Show that no values of $k$ can make curve intersect the line

Question

The actual question is:

Show that there are no values of $k$ for which the line $y=3-2x$ can intersect the curve $y=2x^2+kx+3$. My approach was:

$$2x^2+kx+3=3-2x\\ \implies2x^2+(k+2)x=0$$

Now no values of k can make $y=3-2x$ intersect $y=2x^2+kx+3$ means

$$(k+2)^2-4\cdot2\cdot0<0$$

or, $(k+2)(k+2)<0$

So there are no values for $k$.

But

If i plot the graph of $y=2x^2-2x+3=0$ and $y=3-2x$, where $k=-2$ then i see them intersect at $(0,3)$ as i also get $(0,3)$ by solving simultaneously.

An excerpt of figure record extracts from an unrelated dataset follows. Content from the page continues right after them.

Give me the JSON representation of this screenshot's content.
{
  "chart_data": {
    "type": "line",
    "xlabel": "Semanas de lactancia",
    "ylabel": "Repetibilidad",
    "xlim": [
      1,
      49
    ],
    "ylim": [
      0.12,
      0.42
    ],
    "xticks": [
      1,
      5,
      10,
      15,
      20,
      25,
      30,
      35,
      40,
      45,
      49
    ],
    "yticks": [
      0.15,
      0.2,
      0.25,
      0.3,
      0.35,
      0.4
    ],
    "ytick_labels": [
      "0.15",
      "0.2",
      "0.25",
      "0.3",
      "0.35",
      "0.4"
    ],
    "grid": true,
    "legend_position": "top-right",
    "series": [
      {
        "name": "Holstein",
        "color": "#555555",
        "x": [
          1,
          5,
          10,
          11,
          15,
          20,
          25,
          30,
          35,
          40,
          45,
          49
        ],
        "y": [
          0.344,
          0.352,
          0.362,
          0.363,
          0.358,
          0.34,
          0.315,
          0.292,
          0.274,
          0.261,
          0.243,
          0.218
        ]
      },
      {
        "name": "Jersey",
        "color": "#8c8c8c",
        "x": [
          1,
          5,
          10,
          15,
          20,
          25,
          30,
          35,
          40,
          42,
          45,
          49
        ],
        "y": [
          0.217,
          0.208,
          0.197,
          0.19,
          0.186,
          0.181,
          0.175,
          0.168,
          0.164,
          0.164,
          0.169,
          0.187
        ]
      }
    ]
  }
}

I cannot get what was the problem in the method of solving?

Answer 1

The discriminant of $$2x^2+(k+2)x$$ is equal to $$(k+2)^2$$ which is always positive. This is why the equation $$2x^2+(k+2)x = 0$$ always has at least one solution (i.e., $x=0$), and if $k\neq -2$, then it has two distinct solutions (the other one being $-\frac{2}{k+2}$)

Answer 2

With $x=0$
$2x^2+kx+3=3$
$3-2x=3$

So $(0,3)$ is an intersection.

So any $k$ yields at least one intersection, and so your method of solving is not wrong.

Answer 3

The equation $2x^2+(k+2)x=0$ has a solution $x=0$ for every $k$. Therefore, it is not amazing the the curves do intersect when $x=0$.